While other economies have recovered, the inactivity rate in the UK has increased by 0.5 percentage points and continues to grow. The reason is that more Brits than ever are classified as unhealthy.

Data released this week showed that a record 2.6 million people are economically inactive due to long-term illnesses. That’s 476,000 more than at the start of 2020.

Longer-term illnesses added 15.7 billion pounds (US$ 19.6 billion), or 0.6% of GDP, to annual government borrowing due to the loss of tax revenue and increased social security spending, according to the Office for Budget Responsibility.

The main reason for the decrease in the number of workers lies in the social security system.

The previous Labour government and the Conservative-led governments since 2010 have gradually complicated the procedure for receiving incapacity benefits. This move has helped in combating fraud and maintaining the level of economic inactivity. However, due to this decision, people who really needed the benefits suffered.

The government made it easier to claim benefits in 2019, after people had deemed fit for work and died soon after. More than 80% of claims filed in the 2019-20 financial year were successful, up from 35% a decade earlier.

The old system failed to encourage those who were temporarily incapacitated and then recovered to return to work. The new law has increased the compensation for declaring permanent incapacity. As a result, people who are unable to return to work receive twice as much as those who will one day return. It encourages people to exaggerate their illnesses so that they never look for a job again.

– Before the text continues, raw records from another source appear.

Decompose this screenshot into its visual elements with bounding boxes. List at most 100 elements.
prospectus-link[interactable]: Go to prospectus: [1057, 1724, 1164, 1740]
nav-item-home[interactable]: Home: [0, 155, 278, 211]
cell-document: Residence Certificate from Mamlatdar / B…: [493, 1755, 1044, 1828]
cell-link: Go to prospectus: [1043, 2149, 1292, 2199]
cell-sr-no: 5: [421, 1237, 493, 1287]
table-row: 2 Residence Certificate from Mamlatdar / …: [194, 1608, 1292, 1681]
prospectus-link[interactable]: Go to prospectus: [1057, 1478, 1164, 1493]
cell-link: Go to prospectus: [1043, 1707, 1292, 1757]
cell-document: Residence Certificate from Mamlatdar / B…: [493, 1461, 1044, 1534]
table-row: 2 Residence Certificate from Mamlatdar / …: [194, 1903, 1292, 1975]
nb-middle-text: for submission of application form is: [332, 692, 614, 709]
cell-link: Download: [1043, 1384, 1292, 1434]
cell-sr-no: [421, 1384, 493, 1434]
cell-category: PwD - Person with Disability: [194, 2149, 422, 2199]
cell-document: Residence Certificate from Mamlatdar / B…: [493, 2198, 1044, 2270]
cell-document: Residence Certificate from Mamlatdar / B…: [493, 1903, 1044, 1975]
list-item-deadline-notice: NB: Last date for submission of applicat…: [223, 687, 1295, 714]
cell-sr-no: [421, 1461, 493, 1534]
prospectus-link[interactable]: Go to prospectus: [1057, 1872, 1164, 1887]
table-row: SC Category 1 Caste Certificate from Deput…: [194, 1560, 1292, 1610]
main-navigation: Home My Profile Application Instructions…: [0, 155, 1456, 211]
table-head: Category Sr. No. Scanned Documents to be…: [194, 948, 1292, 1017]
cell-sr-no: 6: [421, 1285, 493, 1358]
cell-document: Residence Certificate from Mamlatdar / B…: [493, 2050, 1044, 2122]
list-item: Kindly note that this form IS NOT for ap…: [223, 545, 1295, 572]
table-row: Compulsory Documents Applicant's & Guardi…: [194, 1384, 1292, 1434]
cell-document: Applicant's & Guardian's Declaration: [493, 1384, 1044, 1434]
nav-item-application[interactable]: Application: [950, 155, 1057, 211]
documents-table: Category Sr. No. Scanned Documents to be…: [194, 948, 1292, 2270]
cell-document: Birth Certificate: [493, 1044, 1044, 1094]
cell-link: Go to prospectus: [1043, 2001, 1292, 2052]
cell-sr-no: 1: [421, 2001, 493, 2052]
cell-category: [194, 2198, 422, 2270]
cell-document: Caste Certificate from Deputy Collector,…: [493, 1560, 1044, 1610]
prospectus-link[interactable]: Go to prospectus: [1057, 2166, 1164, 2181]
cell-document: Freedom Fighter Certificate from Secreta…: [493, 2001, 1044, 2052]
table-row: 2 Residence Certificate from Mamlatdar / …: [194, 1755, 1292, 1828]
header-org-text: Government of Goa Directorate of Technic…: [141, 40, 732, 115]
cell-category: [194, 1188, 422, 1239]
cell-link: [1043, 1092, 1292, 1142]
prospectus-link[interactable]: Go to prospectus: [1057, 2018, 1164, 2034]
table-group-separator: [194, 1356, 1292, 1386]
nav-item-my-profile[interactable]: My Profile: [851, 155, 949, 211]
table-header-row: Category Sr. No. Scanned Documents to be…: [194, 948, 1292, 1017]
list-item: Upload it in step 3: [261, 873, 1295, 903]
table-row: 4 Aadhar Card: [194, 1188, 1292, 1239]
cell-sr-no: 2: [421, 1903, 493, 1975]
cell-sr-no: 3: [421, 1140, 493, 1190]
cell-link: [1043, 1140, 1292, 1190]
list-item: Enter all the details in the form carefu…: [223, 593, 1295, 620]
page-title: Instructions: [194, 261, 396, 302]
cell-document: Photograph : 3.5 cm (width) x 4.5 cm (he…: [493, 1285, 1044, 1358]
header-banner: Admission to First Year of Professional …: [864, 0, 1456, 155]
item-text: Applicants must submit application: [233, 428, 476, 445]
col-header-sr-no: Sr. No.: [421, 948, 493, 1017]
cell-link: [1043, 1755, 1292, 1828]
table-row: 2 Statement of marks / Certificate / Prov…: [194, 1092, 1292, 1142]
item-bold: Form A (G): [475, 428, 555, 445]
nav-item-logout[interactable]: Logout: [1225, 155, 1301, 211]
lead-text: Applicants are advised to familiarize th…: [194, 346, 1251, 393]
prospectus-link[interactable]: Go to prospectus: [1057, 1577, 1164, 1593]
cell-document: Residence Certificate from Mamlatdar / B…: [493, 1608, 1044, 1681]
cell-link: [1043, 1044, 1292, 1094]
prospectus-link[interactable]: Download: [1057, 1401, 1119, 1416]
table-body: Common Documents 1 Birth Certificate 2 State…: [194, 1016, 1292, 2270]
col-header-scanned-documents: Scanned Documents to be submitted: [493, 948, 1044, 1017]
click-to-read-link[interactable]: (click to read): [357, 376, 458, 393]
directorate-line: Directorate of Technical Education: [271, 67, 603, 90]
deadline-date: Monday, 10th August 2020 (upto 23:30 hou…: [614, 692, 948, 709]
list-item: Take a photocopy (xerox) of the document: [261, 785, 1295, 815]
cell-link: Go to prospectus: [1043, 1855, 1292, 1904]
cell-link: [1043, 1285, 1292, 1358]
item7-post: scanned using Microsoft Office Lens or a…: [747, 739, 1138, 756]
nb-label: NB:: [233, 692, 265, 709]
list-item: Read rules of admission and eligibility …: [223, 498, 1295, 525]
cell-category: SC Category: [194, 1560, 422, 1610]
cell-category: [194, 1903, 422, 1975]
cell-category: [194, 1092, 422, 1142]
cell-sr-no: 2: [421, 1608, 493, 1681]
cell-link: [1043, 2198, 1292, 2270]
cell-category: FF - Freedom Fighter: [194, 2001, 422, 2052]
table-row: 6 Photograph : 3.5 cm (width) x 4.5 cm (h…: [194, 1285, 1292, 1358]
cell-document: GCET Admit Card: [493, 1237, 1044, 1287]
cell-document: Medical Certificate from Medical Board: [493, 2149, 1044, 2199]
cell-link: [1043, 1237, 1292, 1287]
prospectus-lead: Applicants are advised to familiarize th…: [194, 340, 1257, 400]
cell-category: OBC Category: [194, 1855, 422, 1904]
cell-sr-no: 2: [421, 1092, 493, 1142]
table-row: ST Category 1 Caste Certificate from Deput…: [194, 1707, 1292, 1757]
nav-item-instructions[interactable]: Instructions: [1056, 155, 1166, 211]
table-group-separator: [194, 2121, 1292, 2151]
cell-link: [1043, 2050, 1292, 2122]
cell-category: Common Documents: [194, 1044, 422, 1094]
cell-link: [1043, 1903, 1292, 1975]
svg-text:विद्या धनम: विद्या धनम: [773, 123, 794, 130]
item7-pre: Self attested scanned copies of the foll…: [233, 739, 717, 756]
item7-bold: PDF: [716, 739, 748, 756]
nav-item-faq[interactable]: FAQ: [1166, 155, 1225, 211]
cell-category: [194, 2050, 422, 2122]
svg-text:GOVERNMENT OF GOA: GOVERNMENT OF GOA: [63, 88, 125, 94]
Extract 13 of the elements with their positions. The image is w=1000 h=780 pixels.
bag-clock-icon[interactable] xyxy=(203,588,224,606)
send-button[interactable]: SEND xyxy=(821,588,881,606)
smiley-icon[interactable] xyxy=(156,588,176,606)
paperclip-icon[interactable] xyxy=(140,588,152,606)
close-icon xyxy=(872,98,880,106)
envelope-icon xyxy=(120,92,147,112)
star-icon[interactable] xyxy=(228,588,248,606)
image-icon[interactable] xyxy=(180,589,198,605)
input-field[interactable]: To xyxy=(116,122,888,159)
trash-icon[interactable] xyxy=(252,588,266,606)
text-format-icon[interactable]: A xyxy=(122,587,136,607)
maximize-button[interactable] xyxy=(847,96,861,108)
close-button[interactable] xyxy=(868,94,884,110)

Policy makers are faced with a daunting task. They must find a way to distinguish between those who are truly ill and encourage those who are able to return to work at least part-time.

This means an increase in benefits for the temporarily disabled and regular health checks of those who receive benefits. Politicians do not want to discuss this issue on the eve of the elections. However, postponing the resolution entails negative consequences.